Privacy’s unintended consequences

  • February 22, 2022

Bill C-11, the Digital Charter Implementation Act, 2020, was introduced in November 2020 and died on the Order Paper when the 2021 election was called. A new bill should be introduced in Parliament in 2022. The Canadian Bar Association’s Privacy and Access Law Section had already responded to a consultation document on Strengthening Privacy for the Digital Age in 2019. It is now offering its comments on Bill C-11 to help guide the government before it introduces the new bill.

The CBA Section is generally supportive of Bill C-11, but a few matters could result in unintended consequences if the same bill were reintroduced. Below is a summary of the most problematic issues and how they should be addressed.

De-identification

The CBA Section is troubled by the proposed wording of the definition of what constitutes de-identification. It believes the bar is too high for what constitutes de-identified information, and this will restrict too many ordinary business activities. The Section would support instead a definition like that of “pseudonymisation” under the General Data Protection Regulation 2 (DDPR).

De-identification “means to modify personal information — or create information from personal information — by using technical processes to ensure that the information does not identify an individual or could not be used in reasonably foreseeable circumstances, alone or in combination with other information, to identify an individual.”

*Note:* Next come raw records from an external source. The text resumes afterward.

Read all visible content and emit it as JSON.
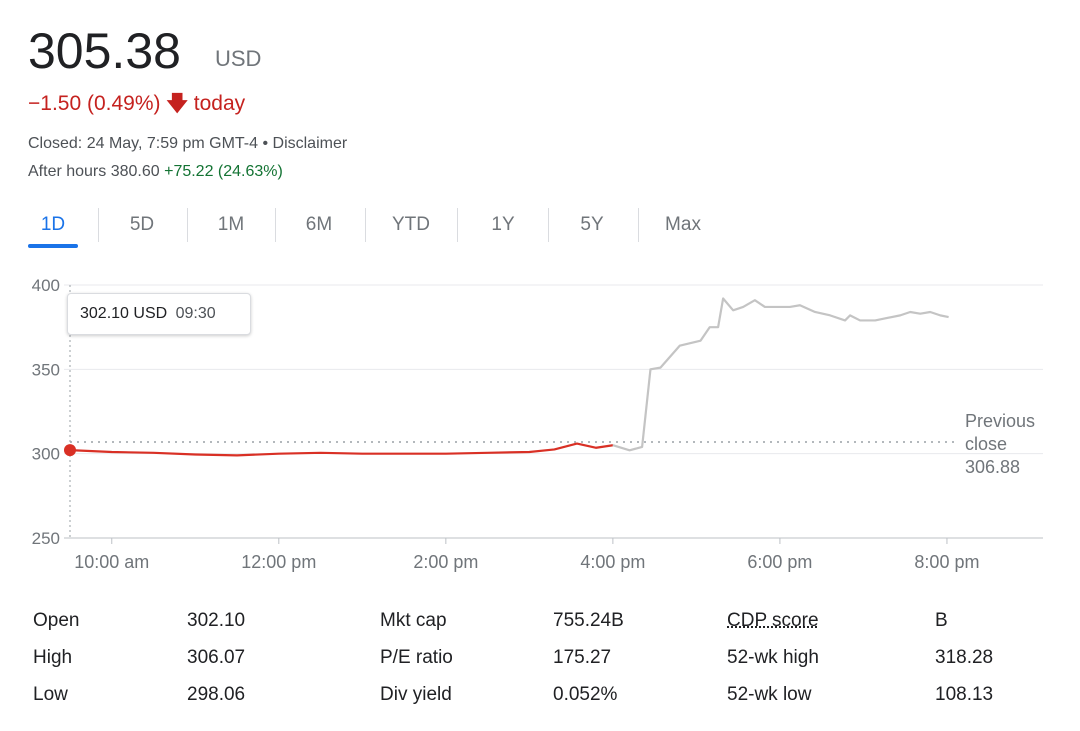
{
  "header": {
    "price": "305.38",
    "currency": "USD",
    "change": "−1.50 (0.49%)",
    "change_suffix": "today",
    "status": "Closed: 24 May, 7:59 pm GMT-4 • Disclaimer",
    "after_hours": "After hours 380.60",
    "after_hours_change": "+75.22 (24.63%)"
  },
  "tabs": {
    "items": [
      "1D",
      "5D",
      "1M",
      "6M",
      "YTD",
      "1Y",
      "5Y",
      "Max"
    ],
    "selected": 0
  },
  "chart_data": {
    "type": "line",
    "xlim": [
      9.5,
      21.15
    ],
    "ylim": [
      250,
      400
    ],
    "yticks": [
      250,
      300,
      350,
      400
    ],
    "grid": true,
    "xticks": [
      {
        "value": 10,
        "label": "10:00 am"
      },
      {
        "value": 12,
        "label": "12:00 pm"
      },
      {
        "value": 14,
        "label": "2:00 pm"
      },
      {
        "value": 16,
        "label": "4:00 pm"
      },
      {
        "value": 18,
        "label": "6:00 pm"
      },
      {
        "value": 20,
        "label": "8:00 pm"
      }
    ],
    "series": [
      {
        "color": "#d93025",
        "x": [
          9.5,
          10,
          10.5,
          11,
          11.5,
          12,
          12.5,
          13,
          13.5,
          14,
          14.5,
          15,
          15.3,
          15.57,
          15.8,
          16
        ],
        "values": [
          302.1,
          301,
          300.5,
          299.5,
          299,
          300,
          300.5,
          300,
          300,
          300,
          300.5,
          301,
          302.5,
          306,
          303.5,
          305
        ]
      },
      {
        "color": "#c4c4c4",
        "x": [
          16,
          16.2,
          16.35,
          16.45,
          16.57,
          16.8,
          17.05,
          17.16,
          17.26,
          17.32,
          17.44,
          17.56,
          17.7,
          17.82,
          18.12,
          18.24,
          18.42,
          18.6,
          18.78,
          18.84,
          18.96,
          19.14,
          19.44,
          19.56,
          19.68,
          19.8,
          19.92,
          20.02
        ],
        "values": [
          305,
          302,
          304,
          350,
          351,
          364,
          367,
          375,
          375,
          392,
          385,
          387,
          391,
          387,
          387,
          388,
          384,
          382,
          379,
          382,
          379,
          379,
          382,
          384,
          383,
          384,
          382,
          381
        ]
      }
    ],
    "tooltip": {
      "value": "302.10 USD",
      "time": "09:30"
    },
    "previous_close": {
      "label": "Previous close",
      "value": 306.88
    }
  },
  "stats": [
    {
      "label": "Open",
      "value": "302.10"
    },
    {
      "label": "High",
      "value": "306.07"
    },
    {
      "label": "Low",
      "value": "298.06"
    },
    {
      "label": "Mkt cap",
      "value": "755.24B"
    },
    {
      "label": "P/E ratio",
      "value": "175.27"
    },
    {
      "label": "Div yield",
      "value": "0.052%"
    },
    {
      "label": "CDP score",
      "value": "B"
    },
    {
      "label": "52-wk high",
      "value": "318.28"
    },
    {
      "label": "52-wk low",
      "value": "108.13"
    }
  ]
}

Such information is no longer personal information, the Section adds, it is anonymized and should not be subject to the proposed Consumer Privacy Protection Act, or CPPA, or any other law governing personal information. “Further,” the CBA letter reads, “comingling the concepts of anonymized information and de-identified information will create interpretative difficulty and international legal compliance challenges.”

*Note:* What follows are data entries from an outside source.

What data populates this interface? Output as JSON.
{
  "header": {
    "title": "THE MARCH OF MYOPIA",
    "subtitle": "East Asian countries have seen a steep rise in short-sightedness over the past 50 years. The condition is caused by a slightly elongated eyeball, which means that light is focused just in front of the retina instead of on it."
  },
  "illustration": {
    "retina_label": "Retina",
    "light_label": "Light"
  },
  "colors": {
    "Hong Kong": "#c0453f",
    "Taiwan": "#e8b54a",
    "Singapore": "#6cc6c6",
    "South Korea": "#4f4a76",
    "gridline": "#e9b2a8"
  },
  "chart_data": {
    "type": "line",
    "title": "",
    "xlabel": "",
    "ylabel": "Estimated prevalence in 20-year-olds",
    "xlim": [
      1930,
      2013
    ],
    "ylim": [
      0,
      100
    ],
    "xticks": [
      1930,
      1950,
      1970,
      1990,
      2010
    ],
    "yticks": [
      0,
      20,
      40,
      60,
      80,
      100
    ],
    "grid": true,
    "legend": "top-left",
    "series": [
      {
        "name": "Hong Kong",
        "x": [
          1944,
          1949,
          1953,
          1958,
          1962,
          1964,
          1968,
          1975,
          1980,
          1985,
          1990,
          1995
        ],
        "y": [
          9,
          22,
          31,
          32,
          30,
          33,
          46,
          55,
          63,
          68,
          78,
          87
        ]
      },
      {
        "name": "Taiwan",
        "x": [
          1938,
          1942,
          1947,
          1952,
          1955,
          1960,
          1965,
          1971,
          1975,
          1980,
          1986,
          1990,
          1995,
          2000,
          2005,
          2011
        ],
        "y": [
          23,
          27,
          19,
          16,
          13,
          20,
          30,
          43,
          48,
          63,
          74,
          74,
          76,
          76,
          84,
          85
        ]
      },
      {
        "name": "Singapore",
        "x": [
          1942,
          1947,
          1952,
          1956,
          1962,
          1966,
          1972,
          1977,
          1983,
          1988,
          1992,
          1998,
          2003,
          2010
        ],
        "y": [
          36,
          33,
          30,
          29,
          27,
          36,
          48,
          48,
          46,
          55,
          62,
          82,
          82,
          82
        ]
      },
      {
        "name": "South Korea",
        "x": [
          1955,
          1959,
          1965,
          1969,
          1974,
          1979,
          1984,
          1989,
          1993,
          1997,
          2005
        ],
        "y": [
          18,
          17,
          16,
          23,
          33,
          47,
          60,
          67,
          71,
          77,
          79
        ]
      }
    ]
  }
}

Business transaction exemption

The requirement that information be de-identified to be shared during a business transaction is unworkable in practice, the Section says. Especially during mergers and acquisitions, investment, and other commercial transactions, where it is often necessary to disclose some personal information for the buyer to perform due diligence.

By contrast, s. 7.2 of the Personal Information Protection and Electronic Documents Act, or PIPEDA, has worked well. “The CBA Section is not aware of any Office of the Privacy Commissioner investigations or decisions where abuse of personal information disclosed under these provisions is mentioned,” the letter reads.

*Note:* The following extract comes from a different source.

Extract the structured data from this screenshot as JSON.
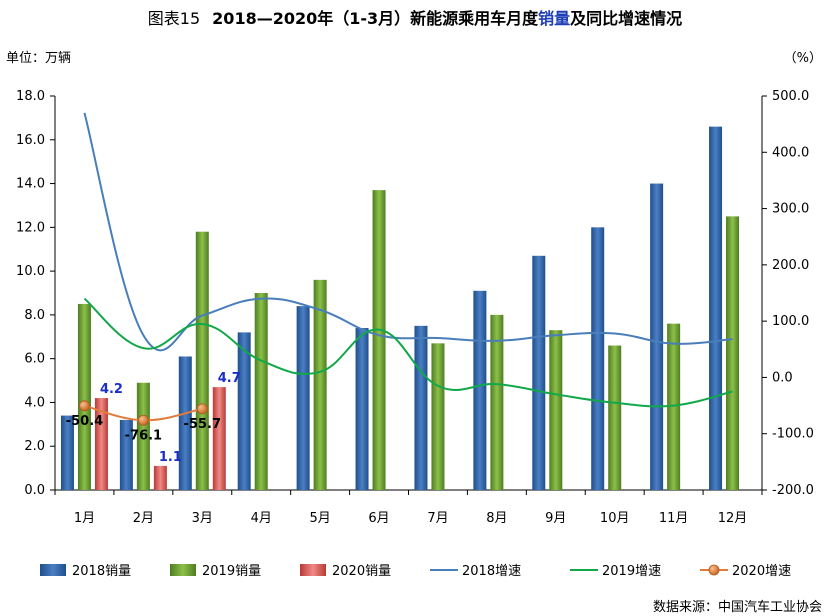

Interprovincial data flow, interim order power, automated decision-making systems

The CBA Section wants to see references to interprovincial data flows removed, as there should be no barriers to interprovincial trade and commerce and the proposed CPPA would apply to interprovincial transfers.

The Section also requests that the OPC’s interim order power be removed from the CPPA. “Since OPC inquiries are complaint-driven,” it explains, “they can investigate an industry common practice. If the OPC enjoins the action at an early stage and takes several months, or even years, to render a decision, there can be significant implications for an organization’s competitiveness.”

The creation of a regulatory framework for some types of automated decision-making systems is desirable, but the approach must be intersectional and nuanced. The Section recommends a revision of the definition of automated decision systems “to focus on technology that makes assessments or decisions in lieu of human decision-making.” As well, obligations on organizations should be limited to automated decision-making “that has a real material impact on, or poses a risk of significant harm to, the individual,” the letter says.